Then in some cases the thing to do would be to carefully document and draw up accurate manufacturing drawings so these could be made at least partially ahead of time. Maybe only some critical features would need to wait and be matched. And I suppose the majority of the market would be clock makers to begin with, so they would have the capability and knowledge to finish as needed. Just that some features aren't critical and would be a tremendous time saver for that person. It doesn't seem like Joe Citizen would venture to repair his own antique clock.


----------



## HMF (Oct 26, 2016)

Yes, but do not over-complicate things.

Start with something easy like a pinion replacement. 
There are so many sites online, your head will spin:

http://www.clockworks.com/clock-movement/other-clock-movement.html

Contact Al Takasch. He is a good guy. Just moved from NYC to NC.
He's in a chair but does top flight repairs.


----------



## Tony Wells (Oct 26, 2016)

As normal for me, I do overcomplicate things. Then, are you saying that to get started in this, one way may be just to offer a "restoration" of sorts that involves more simply replacing the existing movements with these replicas? At those prices, it seems reasonable, as long as the customer signed off on it. Plus unless they wanted the old movement, it could be rebuilt as a learning device.


----------



## chips&more (Oct 30, 2016)

Don’t know what caliber of clock you want to swap out the guts on. But on the clocks I have, that would be sacrilege. Most movements involve a clock repair person and not a clockmaker person. A good cleaning & oil, maybe a few bushings, maybe a pivot or two and more than likely you will need to fix what the last person(s) did not do correctly. I think you have the skill and knowledge to just dive right in. I think the clock repair course will mostly bore you to sleep. One thing that comes to mind is when disassembling a movement, make sure the mainspring power is let down or under control. You can easily damage a movement if you don’t heed this rule. Everything else is basic mechanics. No blueprints that I’m aware of. If you need a part, it’s usually from a sample or you measure existing components to make a missing replacement. You can do it…Dave


----------



## Tony Wells (Oct 30, 2016)

Well, no one ever accused me of being timid. I remember my first automatic trans. I have an aged uncle who made his living at it when he was working. He wouldn't even off any advice other than "dive in, you can do it". But that was after years of mechanic work. But then, I have been at making parts as well as checking precision parts (along with just about everything else associated with it except outside sales, hated that part) for well over 40 years. And even though it's been mostly oilfield, not everything is big and rough. One former customer had an in house horological machine shop. Wish I had stayed more in touch with those guys. I guess if I'm going to do it, I need to get started before my eyesight and dexterity get any worse. 
So with that thought in mind, I'll be looking for recommendations for machinery and tools. I have the major parts of a jewelers lathe, and can build the rest once I settle on whose design to steal. But for gear making, I am seriously considering building a wire EDM. I know there is a Yahoo group for them, as I am a member. I play with electronics maybe enough to pull it off, but have a brother who has probably more practical education than most EE's. I can build the thing, and there seems to be a lot of support from the home brew world. Part of me says no, do it the old fashioned way, and that is important to me. But then I would obviously have to learn the old ways. I'd actually prefer to do that, even if I do build an EDM. I can see too many other uses for it, not just in clockwork. 

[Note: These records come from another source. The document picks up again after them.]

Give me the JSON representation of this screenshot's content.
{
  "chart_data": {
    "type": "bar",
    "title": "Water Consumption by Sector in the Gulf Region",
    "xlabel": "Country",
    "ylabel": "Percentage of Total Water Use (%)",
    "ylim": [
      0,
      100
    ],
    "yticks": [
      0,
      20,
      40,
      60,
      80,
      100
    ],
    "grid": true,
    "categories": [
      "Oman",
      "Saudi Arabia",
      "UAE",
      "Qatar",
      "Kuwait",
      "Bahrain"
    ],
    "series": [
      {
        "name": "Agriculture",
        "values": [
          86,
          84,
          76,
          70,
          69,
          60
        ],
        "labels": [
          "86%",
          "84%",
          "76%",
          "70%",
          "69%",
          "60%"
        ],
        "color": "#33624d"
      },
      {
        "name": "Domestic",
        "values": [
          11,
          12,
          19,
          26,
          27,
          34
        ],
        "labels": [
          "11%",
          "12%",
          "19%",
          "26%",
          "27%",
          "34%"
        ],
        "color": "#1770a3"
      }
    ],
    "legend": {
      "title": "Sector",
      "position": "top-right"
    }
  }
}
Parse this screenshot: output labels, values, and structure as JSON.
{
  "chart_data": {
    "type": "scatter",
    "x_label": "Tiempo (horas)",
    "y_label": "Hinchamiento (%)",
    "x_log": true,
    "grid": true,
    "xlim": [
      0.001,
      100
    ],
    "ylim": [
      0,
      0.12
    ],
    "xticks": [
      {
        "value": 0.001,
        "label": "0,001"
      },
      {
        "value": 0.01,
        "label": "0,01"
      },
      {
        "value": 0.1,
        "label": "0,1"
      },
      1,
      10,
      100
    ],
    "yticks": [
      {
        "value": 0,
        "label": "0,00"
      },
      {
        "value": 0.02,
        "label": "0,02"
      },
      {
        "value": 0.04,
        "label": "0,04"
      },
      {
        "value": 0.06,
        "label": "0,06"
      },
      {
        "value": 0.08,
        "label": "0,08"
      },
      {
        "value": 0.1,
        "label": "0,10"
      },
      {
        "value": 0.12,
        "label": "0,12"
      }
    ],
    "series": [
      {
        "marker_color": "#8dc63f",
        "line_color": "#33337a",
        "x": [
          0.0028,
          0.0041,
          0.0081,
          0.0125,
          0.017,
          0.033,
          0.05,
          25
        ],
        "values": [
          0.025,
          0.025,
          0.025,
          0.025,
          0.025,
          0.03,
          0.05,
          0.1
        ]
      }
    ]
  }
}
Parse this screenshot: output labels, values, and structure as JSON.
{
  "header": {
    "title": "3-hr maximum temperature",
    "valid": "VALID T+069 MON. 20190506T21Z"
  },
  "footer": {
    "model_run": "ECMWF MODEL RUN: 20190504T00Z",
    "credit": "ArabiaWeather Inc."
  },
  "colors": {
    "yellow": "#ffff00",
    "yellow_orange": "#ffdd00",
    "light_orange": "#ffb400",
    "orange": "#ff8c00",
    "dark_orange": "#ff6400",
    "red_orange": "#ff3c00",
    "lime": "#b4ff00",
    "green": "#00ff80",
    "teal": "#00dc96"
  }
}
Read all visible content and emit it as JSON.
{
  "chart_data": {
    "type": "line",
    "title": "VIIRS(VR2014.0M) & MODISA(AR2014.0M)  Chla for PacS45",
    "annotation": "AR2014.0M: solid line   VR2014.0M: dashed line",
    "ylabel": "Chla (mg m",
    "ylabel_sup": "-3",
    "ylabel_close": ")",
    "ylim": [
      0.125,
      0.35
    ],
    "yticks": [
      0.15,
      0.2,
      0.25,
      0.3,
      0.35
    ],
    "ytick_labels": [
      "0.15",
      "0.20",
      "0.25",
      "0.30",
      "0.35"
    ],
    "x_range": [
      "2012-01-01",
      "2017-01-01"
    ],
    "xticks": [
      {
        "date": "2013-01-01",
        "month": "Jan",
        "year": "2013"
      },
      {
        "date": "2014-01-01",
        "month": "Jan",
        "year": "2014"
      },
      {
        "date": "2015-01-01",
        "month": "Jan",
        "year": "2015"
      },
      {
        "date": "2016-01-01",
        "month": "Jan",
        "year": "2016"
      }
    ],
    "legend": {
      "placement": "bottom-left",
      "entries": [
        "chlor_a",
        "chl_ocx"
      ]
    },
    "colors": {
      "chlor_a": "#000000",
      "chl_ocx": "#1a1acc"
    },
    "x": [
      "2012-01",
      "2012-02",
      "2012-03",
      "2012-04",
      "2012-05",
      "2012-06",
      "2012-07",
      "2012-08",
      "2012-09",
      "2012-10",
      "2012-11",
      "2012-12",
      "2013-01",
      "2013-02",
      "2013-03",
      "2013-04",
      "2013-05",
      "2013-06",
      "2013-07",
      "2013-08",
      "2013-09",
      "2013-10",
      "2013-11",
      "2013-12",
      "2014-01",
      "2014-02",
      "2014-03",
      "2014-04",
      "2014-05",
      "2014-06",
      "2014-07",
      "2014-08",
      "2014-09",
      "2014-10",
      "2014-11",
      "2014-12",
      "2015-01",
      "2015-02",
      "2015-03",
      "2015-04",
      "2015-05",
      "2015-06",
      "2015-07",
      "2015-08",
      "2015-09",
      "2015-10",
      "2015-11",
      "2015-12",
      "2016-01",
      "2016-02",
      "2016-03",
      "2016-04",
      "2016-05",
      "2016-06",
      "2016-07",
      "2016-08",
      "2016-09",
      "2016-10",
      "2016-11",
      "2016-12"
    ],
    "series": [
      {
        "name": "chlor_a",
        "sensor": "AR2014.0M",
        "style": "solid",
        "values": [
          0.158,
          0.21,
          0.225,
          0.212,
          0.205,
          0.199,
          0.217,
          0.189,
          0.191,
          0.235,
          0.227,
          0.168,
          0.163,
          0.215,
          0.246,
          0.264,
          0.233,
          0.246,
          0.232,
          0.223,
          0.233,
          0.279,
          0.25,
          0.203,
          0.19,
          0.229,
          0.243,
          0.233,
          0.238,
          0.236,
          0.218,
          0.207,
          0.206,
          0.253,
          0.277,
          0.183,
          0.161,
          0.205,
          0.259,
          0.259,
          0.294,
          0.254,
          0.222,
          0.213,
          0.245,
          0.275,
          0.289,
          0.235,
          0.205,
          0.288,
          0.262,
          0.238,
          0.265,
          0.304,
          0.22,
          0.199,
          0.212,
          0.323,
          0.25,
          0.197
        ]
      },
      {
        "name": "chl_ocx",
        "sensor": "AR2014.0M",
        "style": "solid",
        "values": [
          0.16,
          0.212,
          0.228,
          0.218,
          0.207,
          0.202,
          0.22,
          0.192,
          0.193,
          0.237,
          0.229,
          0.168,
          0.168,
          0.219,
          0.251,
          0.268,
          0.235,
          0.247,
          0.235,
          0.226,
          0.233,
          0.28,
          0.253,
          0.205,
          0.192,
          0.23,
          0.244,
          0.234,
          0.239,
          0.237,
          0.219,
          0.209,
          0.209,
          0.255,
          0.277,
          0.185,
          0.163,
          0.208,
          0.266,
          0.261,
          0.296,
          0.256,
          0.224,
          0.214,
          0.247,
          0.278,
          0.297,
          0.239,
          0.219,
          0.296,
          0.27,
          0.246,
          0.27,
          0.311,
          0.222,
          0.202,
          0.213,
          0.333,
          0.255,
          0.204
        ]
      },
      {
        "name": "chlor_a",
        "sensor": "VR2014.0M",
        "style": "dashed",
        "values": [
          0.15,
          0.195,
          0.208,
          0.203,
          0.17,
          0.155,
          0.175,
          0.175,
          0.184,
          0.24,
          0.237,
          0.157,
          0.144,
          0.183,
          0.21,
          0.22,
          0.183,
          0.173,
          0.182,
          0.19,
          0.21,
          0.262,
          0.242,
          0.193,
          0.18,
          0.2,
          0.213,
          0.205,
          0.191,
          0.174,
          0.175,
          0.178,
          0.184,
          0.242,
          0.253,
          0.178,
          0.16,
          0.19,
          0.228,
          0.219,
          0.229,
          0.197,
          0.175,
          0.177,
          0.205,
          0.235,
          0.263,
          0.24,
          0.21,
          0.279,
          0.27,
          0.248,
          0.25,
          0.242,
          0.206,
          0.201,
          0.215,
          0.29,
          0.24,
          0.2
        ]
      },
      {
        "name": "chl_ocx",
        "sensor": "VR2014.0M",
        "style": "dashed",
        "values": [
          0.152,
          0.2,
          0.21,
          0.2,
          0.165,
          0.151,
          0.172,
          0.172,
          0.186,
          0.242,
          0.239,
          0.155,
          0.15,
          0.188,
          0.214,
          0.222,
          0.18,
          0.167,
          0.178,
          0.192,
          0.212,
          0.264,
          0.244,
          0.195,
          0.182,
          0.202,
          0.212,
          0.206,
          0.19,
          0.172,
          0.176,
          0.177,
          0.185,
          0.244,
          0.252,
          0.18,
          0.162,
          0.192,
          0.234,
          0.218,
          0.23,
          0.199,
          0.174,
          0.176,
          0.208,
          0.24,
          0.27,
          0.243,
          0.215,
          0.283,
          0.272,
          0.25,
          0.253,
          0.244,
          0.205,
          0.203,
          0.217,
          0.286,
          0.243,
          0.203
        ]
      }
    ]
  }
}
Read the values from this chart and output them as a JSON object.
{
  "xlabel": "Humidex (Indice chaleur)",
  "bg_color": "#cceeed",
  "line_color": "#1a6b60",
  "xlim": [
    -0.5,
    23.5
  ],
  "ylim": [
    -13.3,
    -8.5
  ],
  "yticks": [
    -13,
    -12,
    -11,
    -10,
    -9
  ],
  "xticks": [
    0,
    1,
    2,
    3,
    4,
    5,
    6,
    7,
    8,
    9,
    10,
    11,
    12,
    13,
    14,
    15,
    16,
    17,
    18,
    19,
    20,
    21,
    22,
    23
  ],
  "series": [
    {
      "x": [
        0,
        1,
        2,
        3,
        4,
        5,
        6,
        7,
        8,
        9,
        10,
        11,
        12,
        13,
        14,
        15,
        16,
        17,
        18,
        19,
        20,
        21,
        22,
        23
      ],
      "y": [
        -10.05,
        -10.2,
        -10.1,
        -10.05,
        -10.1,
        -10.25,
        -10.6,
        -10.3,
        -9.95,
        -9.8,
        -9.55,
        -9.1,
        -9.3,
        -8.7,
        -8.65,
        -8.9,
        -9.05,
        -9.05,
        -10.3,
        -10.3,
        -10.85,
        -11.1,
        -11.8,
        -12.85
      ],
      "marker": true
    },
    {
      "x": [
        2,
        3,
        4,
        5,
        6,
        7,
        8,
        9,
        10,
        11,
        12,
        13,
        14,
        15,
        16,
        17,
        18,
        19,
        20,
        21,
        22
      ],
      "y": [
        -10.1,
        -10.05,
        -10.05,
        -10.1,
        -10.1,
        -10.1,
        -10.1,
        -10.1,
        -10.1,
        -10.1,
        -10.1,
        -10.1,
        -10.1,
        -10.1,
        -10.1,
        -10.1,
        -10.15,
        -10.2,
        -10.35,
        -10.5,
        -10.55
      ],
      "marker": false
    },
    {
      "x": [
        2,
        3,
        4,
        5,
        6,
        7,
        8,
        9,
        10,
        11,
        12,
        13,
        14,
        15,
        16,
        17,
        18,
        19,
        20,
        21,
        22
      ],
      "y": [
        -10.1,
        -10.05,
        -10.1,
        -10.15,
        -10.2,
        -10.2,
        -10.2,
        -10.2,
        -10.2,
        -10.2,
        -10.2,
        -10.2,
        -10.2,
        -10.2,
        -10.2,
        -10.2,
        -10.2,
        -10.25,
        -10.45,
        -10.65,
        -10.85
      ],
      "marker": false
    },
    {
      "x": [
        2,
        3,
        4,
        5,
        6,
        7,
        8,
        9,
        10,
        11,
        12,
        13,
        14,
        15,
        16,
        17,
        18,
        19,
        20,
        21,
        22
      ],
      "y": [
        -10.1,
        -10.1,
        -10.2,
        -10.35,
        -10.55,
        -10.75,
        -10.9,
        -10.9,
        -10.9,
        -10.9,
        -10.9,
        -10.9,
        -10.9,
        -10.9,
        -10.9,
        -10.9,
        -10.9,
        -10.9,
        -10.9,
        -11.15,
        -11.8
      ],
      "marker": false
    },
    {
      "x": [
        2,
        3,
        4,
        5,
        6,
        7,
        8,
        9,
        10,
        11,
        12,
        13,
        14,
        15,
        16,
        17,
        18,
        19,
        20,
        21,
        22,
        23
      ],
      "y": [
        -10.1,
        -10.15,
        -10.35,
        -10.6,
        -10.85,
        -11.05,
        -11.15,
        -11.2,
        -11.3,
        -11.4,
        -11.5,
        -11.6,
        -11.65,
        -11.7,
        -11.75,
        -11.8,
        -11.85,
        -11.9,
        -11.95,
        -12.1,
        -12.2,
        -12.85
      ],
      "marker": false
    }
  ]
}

Chips, I completely agree with what you said about new guts in an old clock. There is a ton of purist in me that wold have to be overcome to allow me to do that. BUT, that said, if that's what it takes to get my feet wet and maybe make a few bucks, I may have to have that personal battle. I honestly believe I have a strong mechanical instinct and have proven this many times on things I have never laid eyes on, so it's not that I am a bit afraid of working on clocks. It's just the decision and commitment involved that are a little intimidating. I'd end up gutting my shop of everything that could handle material over 6", and I am loathe to do that. I have coolant in my veins, and that is hard to get rid of. That is if you can find anyone who actually wants to get rid of it.

OK then, suppose I do want to take a stab at this. Where to I find my first clock, that I really can't hurt, either by working on it, or replacing the works in? eBay? Doesn't seem likely. Garage sales? Who knows. I wish I had pushed a little harder on that one person who called from Longview(who also told me there was no one there who worked on clocks) to get my hand on that one. I did check a little bit here in Tyler, and found only one vague reference to anyone who sounded like they might work on antique clocks. After getting going, I can see leaving info at other antique restorers places. Those we have quite a few of, but they are mostly into furniture. I also had a chance to repair/restore an antique sewing machine. Actually have one of those myself, but it works perfectly, so not much help there.

So I'm open to ideas as to how to approach this, from the methods and machinery to the marketing.....keep talking to me guys.


----------